Many observers are puzzled. The last FOMC meeting showed three regional presidents felt sufficiently convinced of the need to hike rates immediately that they chose to dissent.
On the other hand, the dot plots showed three officials did not think a hike this year is warranted. There is some speculation that one or two of these dots belonged Federal Reserve Governors (Brainard and/or Tarullo). The perception is that a Governor dissent is less common and is more significant than dissent from a regional Fed President.
The Fed’s leadership faced a dilemma in September, and this dilemma has been expressed a “close call.” Essentially, the choice was between which set of dissents are more acceptable. In this narrative, Yellen chose to face the regional President’s dissents, and we suspect allowed for a higher number of dissents to also underscore the knife-edge decision.
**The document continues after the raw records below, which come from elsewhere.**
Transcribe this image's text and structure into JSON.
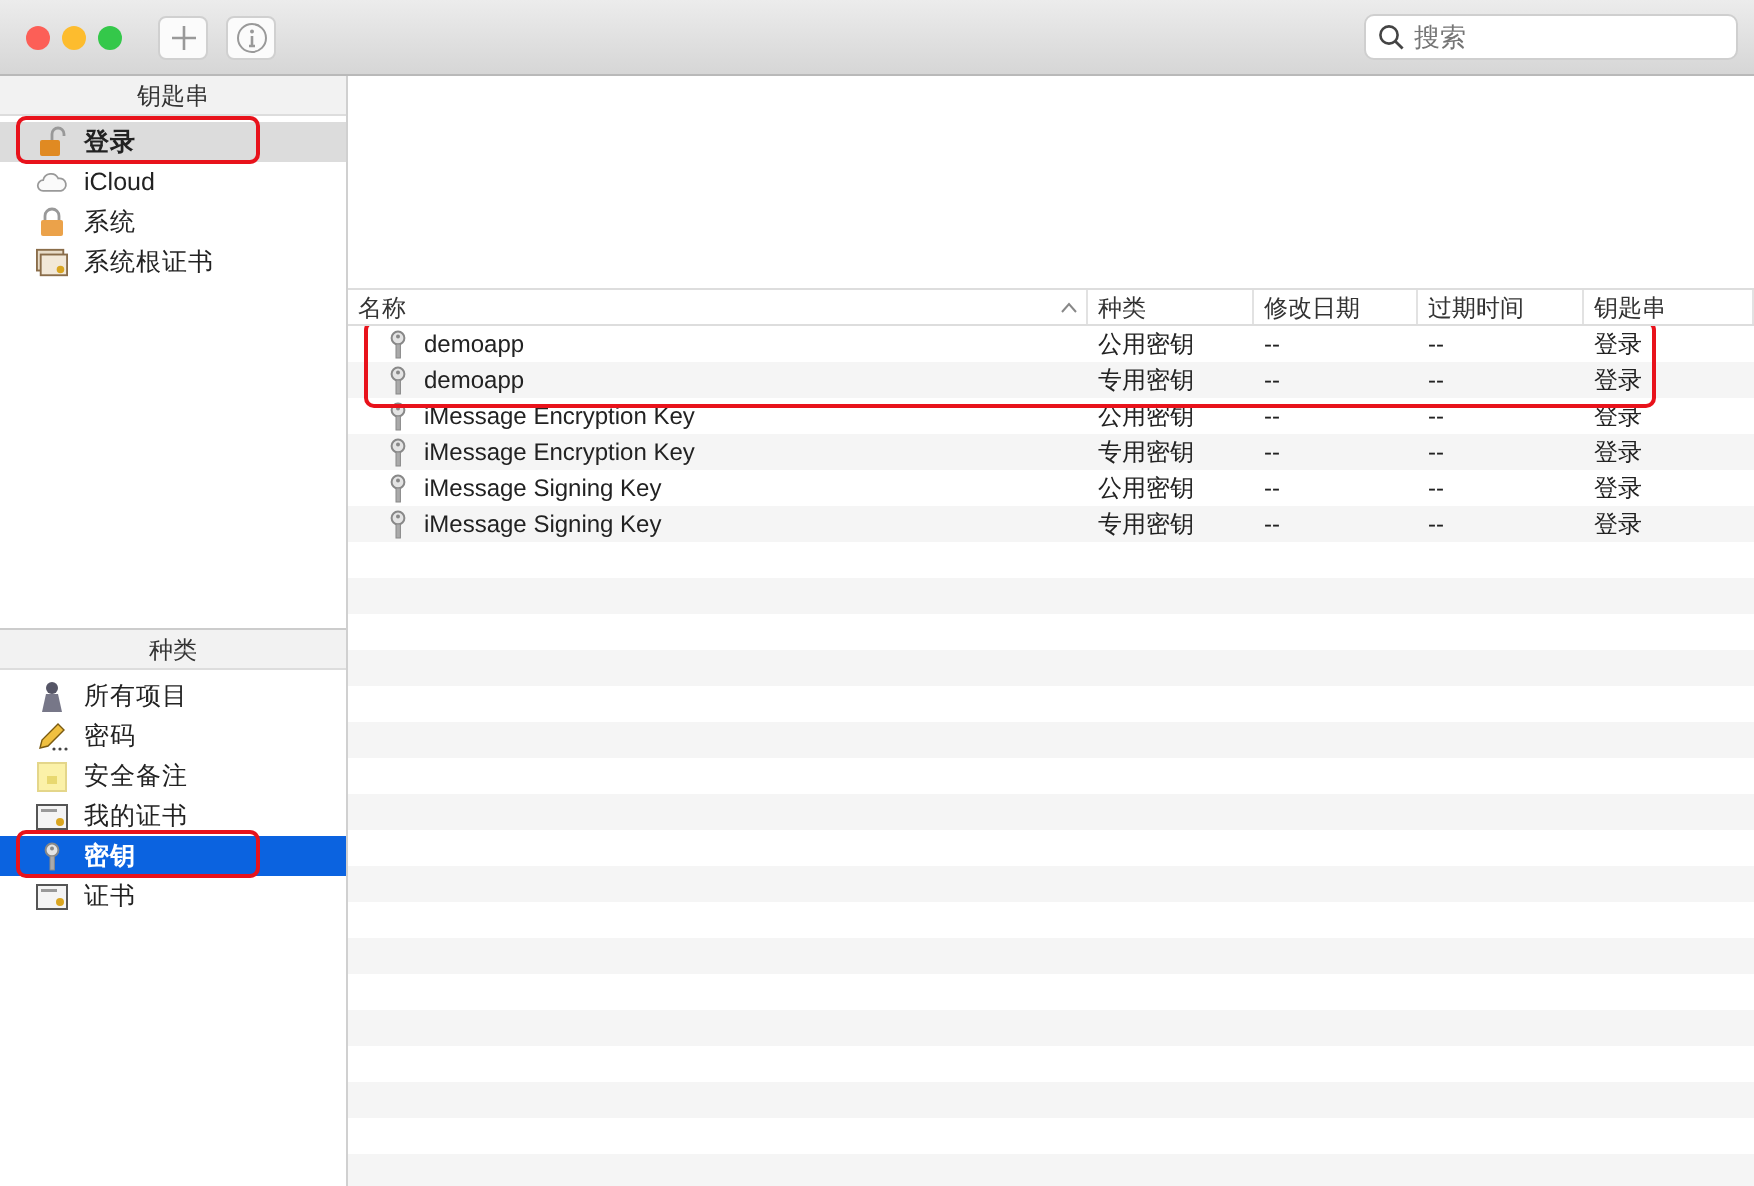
{
  "toolbar": {
    "search": {
      "placeholder": "搜索"
    }
  },
  "keychains": {
    "title": "钥匙串",
    "items": [
      {
        "label": "登录",
        "selected": true,
        "circled": true
      },
      {
        "label": "iCloud",
        "selected": false,
        "circled": false
      },
      {
        "label": "系统",
        "selected": false,
        "circled": false
      },
      {
        "label": "系统根证书",
        "selected": false,
        "circled": false
      }
    ]
  },
  "categories": {
    "title": "种类",
    "items": [
      {
        "label": "所有项目",
        "selected": false,
        "circled": false
      },
      {
        "label": "密码",
        "selected": false,
        "circled": false
      },
      {
        "label": "安全备注",
        "selected": false,
        "circled": false
      },
      {
        "label": "我的证书",
        "selected": false,
        "circled": false
      },
      {
        "label": "密钥",
        "selected": true,
        "circled": true
      },
      {
        "label": "证书",
        "selected": false,
        "circled": false
      }
    ]
  },
  "table": {
    "columns": [
      {
        "label": "名称",
        "sorted": true
      },
      {
        "label": "种类",
        "sorted": false
      },
      {
        "label": "修改日期",
        "sorted": false
      },
      {
        "label": "过期时间",
        "sorted": false
      },
      {
        "label": "钥匙串",
        "sorted": false
      }
    ],
    "rows": [
      {
        "cells": [
          "demoapp",
          "公用密钥",
          "--",
          "--",
          "登录"
        ],
        "circled": true
      },
      {
        "cells": [
          "demoapp",
          "专用密钥",
          "--",
          "--",
          "登录"
        ],
        "circled": true
      },
      {
        "cells": [
          "iMessage Encryption Key",
          "公用密钥",
          "--",
          "--",
          "登录"
        ],
        "circled": false
      },
      {
        "cells": [
          "iMessage Encryption Key",
          "专用密钥",
          "--",
          "--",
          "登录"
        ],
        "circled": false
      },
      {
        "cells": [
          "iMessage Signing Key",
          "公用密钥",
          "--",
          "--",
          "登录"
        ],
        "circled": false
      },
      {
        "cells": [
          "iMessage Signing Key",
          "专用密钥",
          "--",
          "--",
          "登录"
        ],
        "circled": false
      }
    ]
  }
}
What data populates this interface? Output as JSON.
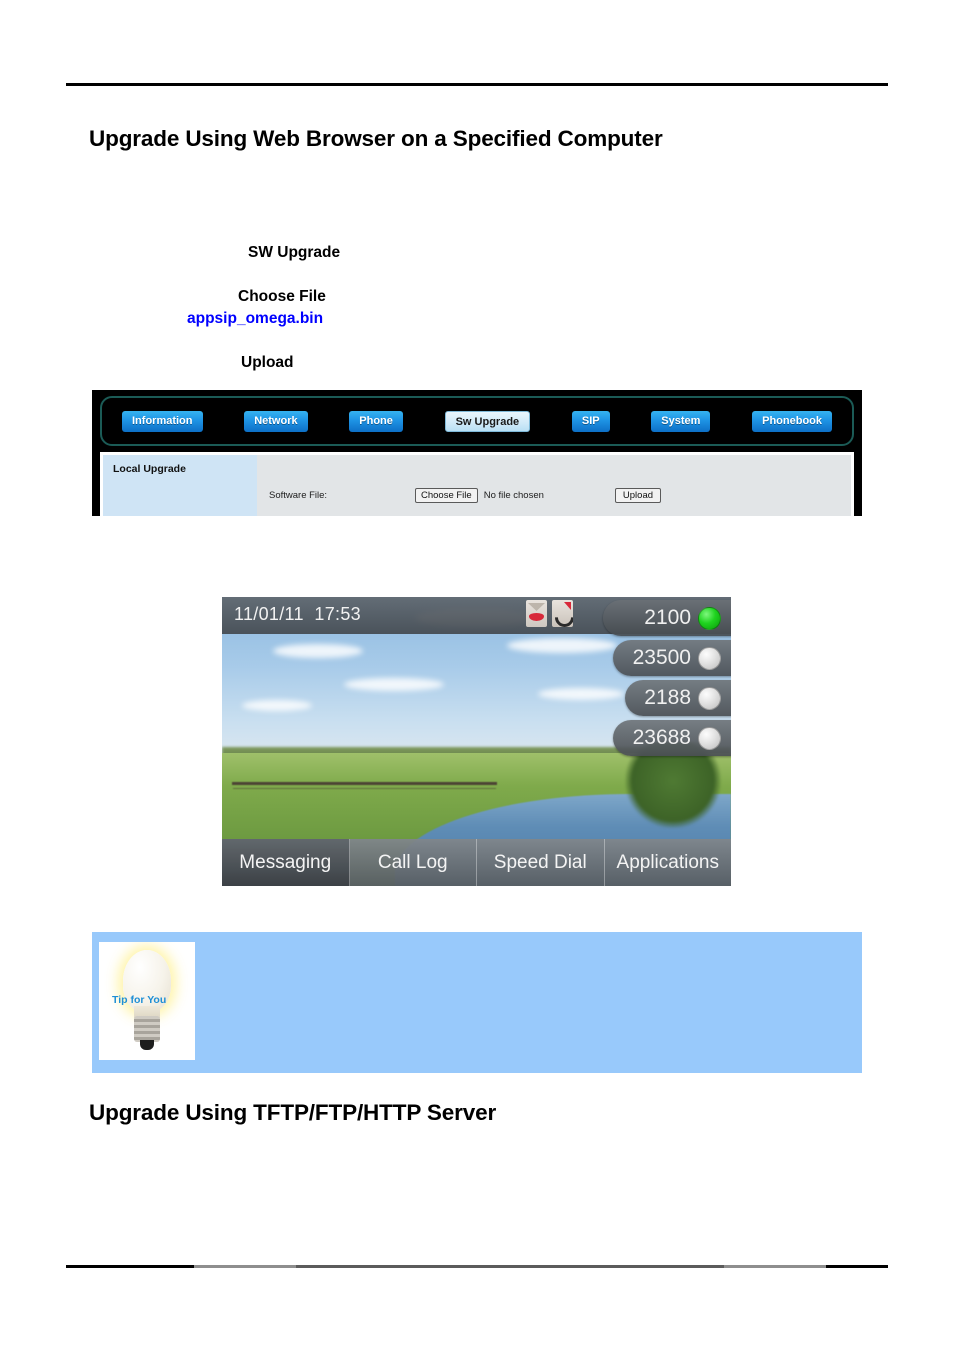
{
  "document": {
    "headings": {
      "web_browser": "Upgrade Using Web Browser on a Specified Computer",
      "tftp_server": "Upgrade Using TFTP/FTP/HTTP Server"
    },
    "captions": {
      "sw_upgrade": "SW Upgrade",
      "choose_file": "Choose File",
      "file_name": "appsip_omega.bin",
      "upload": "Upload"
    }
  },
  "web_ui": {
    "tabs": [
      {
        "label": "Information",
        "active": false
      },
      {
        "label": "Network",
        "active": false
      },
      {
        "label": "Phone",
        "active": false
      },
      {
        "label": "Sw Upgrade",
        "active": true
      },
      {
        "label": "SIP",
        "active": false
      },
      {
        "label": "System",
        "active": false
      },
      {
        "label": "Phonebook",
        "active": false
      }
    ],
    "sidebar": {
      "section_label": "Local Upgrade"
    },
    "form": {
      "field_label": "Software File:",
      "choose_file_button": "Choose File",
      "file_status": "No file chosen",
      "upload_button": "Upload"
    },
    "colors": {
      "tab_active_bg": "#cfe9f8",
      "tab_inactive_bg": "#1e93e4",
      "sidebar_bg": "#cfe4f5",
      "panel_bg": "#e2e5e7",
      "frame_bg": "#000000"
    }
  },
  "phone_screen": {
    "status_bar": {
      "date": "11/01/11",
      "time": "17:53",
      "icons": [
        {
          "name": "voicemail-icon"
        },
        {
          "name": "missed-call-icon"
        }
      ]
    },
    "line_keys": [
      {
        "label": "2100",
        "led": "green"
      },
      {
        "label": "23500",
        "led": "gray"
      },
      {
        "label": "2188",
        "led": "gray"
      },
      {
        "label": "23688",
        "led": "gray"
      }
    ],
    "soft_keys": [
      "Messaging",
      "Call Log",
      "Speed Dial",
      "Applications"
    ],
    "colors": {
      "led_active": "#1fd31f",
      "led_idle": "#e2e2e2",
      "bar_bg": "#606770"
    }
  },
  "tip_box": {
    "label": "Tip for You",
    "background": "#98c9fb"
  }
}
Nevertheless, the arguments of those who do not think a hike is appropriate this year, especially if they have been articulated by Governors, need to be addressed. It is in this context that Yellen and Fischer’s recent comments need to be understood. In their own ways, they both argued against the arguments that suggested to wait for inflation to be at the target before raising rates or raising the inflation target.
Yellen, showing respect for the other argument, said last week that it is plausible (meaning arguably by reasonable people) that holding the rates lower for longer will help further the recovery. The loss of aggregate demand reduced economic capacity. Letting the economy run hotter may help ease the supply-side restraints. This is apparently where many lost interest. Yellen went on to talk about the risks of what she called a “high-pressure economy.”
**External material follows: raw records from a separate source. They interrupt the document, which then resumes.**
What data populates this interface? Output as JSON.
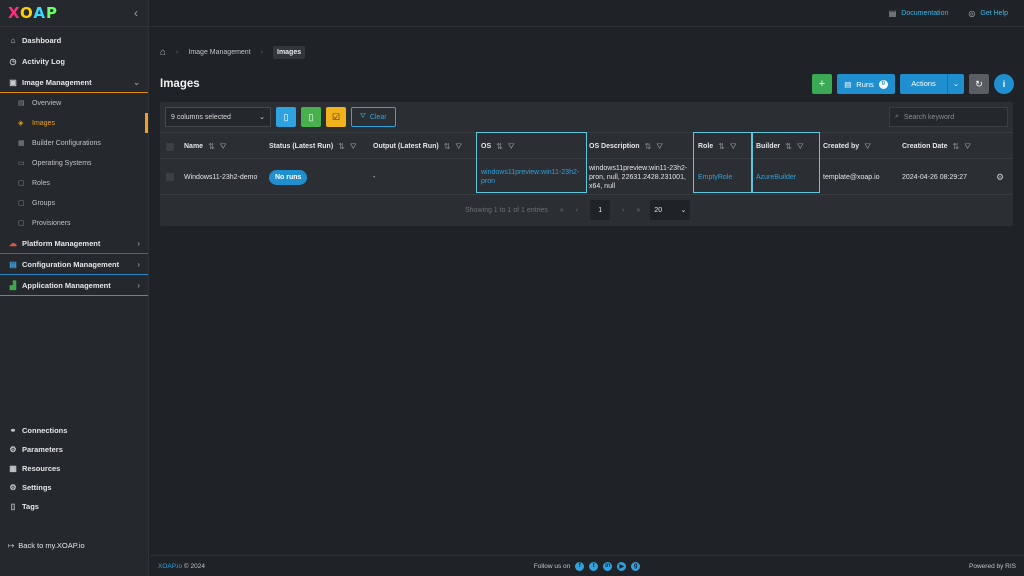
{
  "logo": {
    "text": "XOAP"
  },
  "sidebar": {
    "dashboard": "Dashboard",
    "activity_log": "Activity Log",
    "image_management": "Image Management",
    "sub": [
      "Overview",
      "Images",
      "Builder Configurations",
      "Operating Systems",
      "Roles",
      "Groups",
      "Provisioners"
    ],
    "platform_management": "Platform Management",
    "configuration_management": "Configuration Management",
    "application_management": "Application Management",
    "bottom": [
      "Connections",
      "Parameters",
      "Resources",
      "Settings",
      "Tags"
    ],
    "back": "Back to my.XOAP.io"
  },
  "topbar": {
    "documentation": "Documentation",
    "get_help": "Get Help"
  },
  "breadcrumb": {
    "level1": "Image Management",
    "current": "Images"
  },
  "page": {
    "title": "Images",
    "runs_label": "Runs",
    "runs_count": "0",
    "actions_label": "Actions"
  },
  "table": {
    "columns_selected": "9 columns selected",
    "clear_label": "Clear",
    "search_placeholder": "Search keyword",
    "headers": [
      "Name",
      "Status (Latest Run)",
      "Output (Latest Run)",
      "OS",
      "OS Description",
      "Role",
      "Builder",
      "Created by",
      "Creation Date"
    ],
    "rows": [
      {
        "name": "Windows11-23h2-demo",
        "status": "No runs",
        "output": "-",
        "os": "windows11preview:win11-23h2-pron",
        "os_description": "windows11preview:win11-23h2-pron, null, 22631.2428.231001, x64, null",
        "role": "EmptyRole",
        "builder": "AzureBuilder",
        "created_by": "template@xoap.io",
        "creation_date": "2024-04-26 08:29:27"
      }
    ],
    "pagination_text": "Showing 1 to 1 of 1 entries",
    "current_page": "1",
    "page_size": "20"
  },
  "footer": {
    "copyright_brand": "XOAP.io",
    "copyright_rest": " © 2024",
    "follow": "Follow us on",
    "powered": "Powered by RIS"
  },
  "colors": {
    "accent": "#1f8fcf",
    "active": "#f0a020",
    "add": "#3aab54"
  }
}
Fischer, in his own style, picked up on this sentiment yesterday. His comments were more pointed than Yellen’s which is why some observers see it as divergent. As the elder statesman, he cautioned against such ideas as waiting until inflation rises to or through its target before removing some accommodation. He says it would be too late. Monetary policy impacts with a lag.
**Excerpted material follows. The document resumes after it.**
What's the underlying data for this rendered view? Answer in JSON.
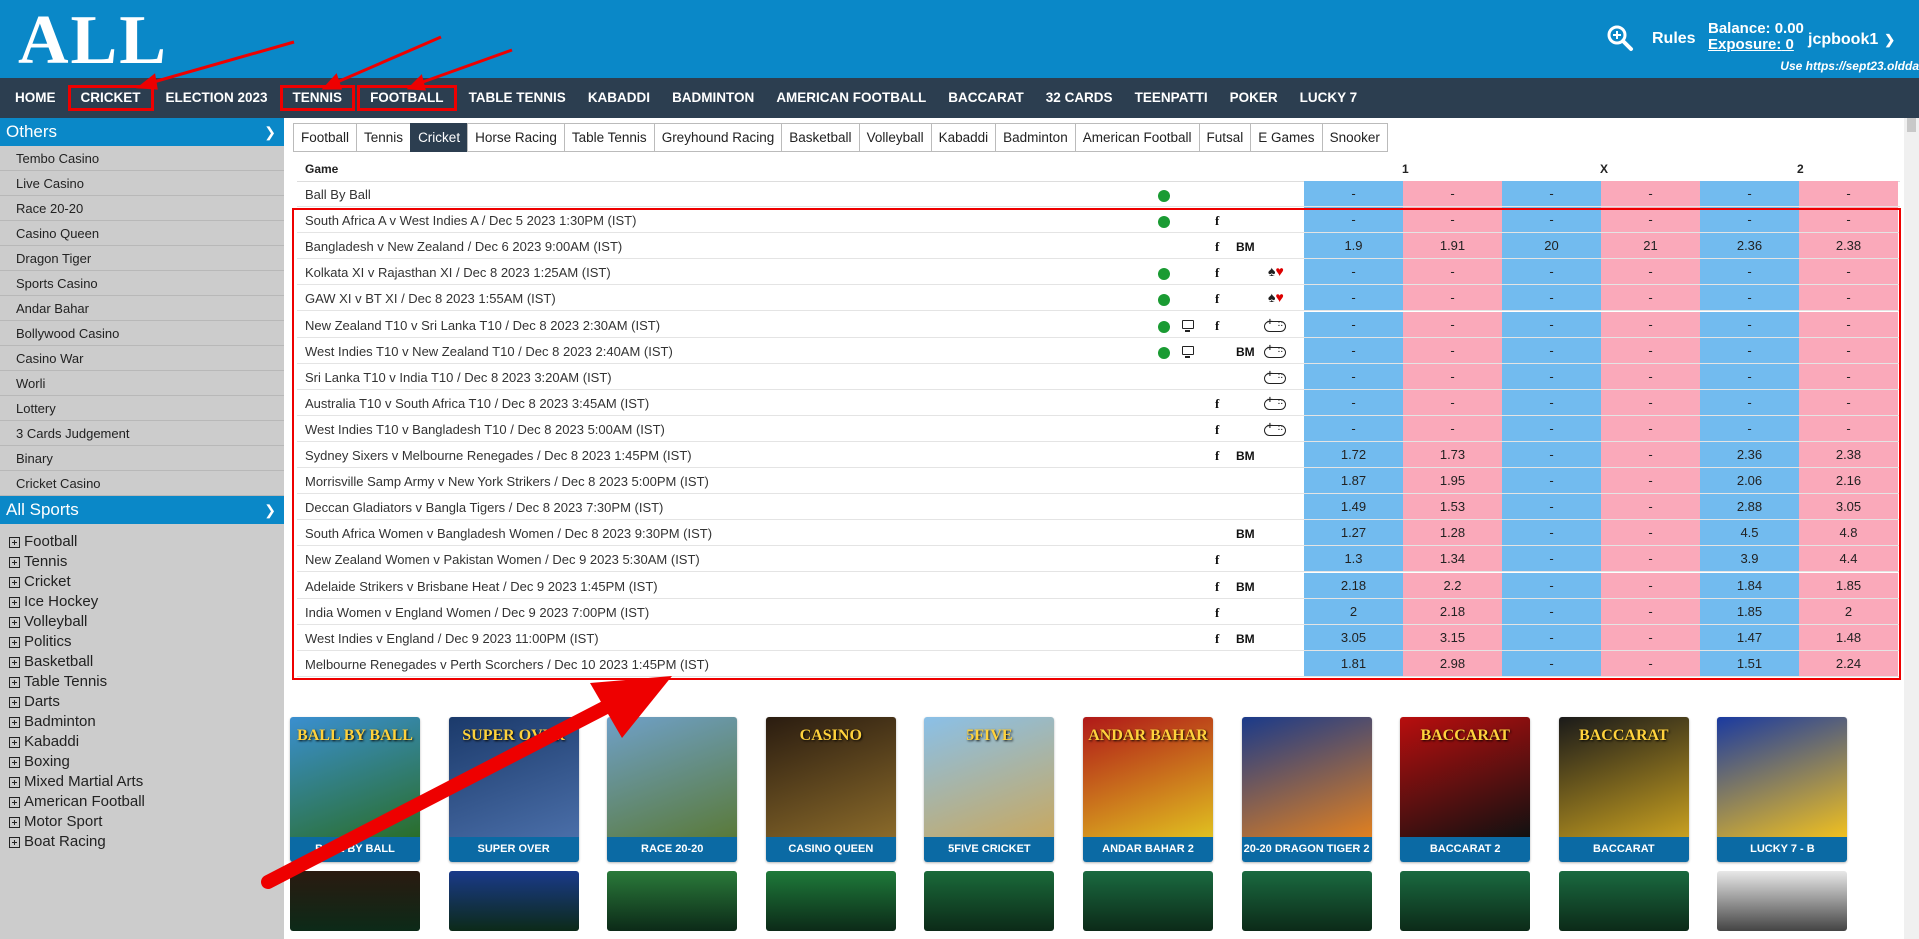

Fischer also argued against changing targets (inflation and/or unemployment). He said that to do so undermines the entire framework. These, like Yellen’s, are not academic musings and ad hoc comments. They are arguments against some of their colleagues. It is done most respectfully, but it is an argument nonetheless.
We have been told that Yellen may have personally requested that Fischer, who served on the dissertation committees of both Bernanke and Draghi be her Vice-Chairman. She has a different relationship with him than say Tarullo, who she was reportedly previously not on speaking terms with for some time. There seems to be a deeply felt mutual respect between Yellen and Fischer, and it requires an unreasonable stretch of the imagination to think that he would take a difference of opinion with the Chair public. Fischer knows how he would want his assistant governor to act when he headed up the Israeli central bank.
Lastly, we note that recent data has prompted many economists to lower their forecast for Q3 US GDP. The Atlanta Fed’s GDP tracker had begun the quarter anticipating more than 3% growth. As of last week, it has been gradually cut to 1.9%. With such slow growth, many questions why the Fed is still talking about hiking rates.
Our short response is two-fold. First, from a monetary policy point of view, the key issue is not absolute growth but the pace of growth about trend growth. For various reasons, trend growth has continued to slow. The Federal Reserve now estimates trend growth at 1.8%, and it may not be finished reducing it. It may, in fact, be closer to 1.5%. The US economy is growing near trend growth. Growth in absolute terms may seem low, but that is compared with earlier times which featured asset bubbles and superior demographics.
Second, as the former editor of the Economist noted recently, drawing on the work of the economic historian Angus Maddison, per capita incomes in what is now recognized as advanced industrial economies have risen on average 1.5%-2.0% a year for the last two hundred years. This suggests that maybe this is not simply the hangover after a debt crisis that Rogoff and Reinhart claim. Nor is it the secular stagnation that Summers champions. What we are experiencing is more typical, with the post-WWII recovery, baby-boom, and incorporation of large swathes of the world into the world economy generated abnormally strong growth for an abnormally long period.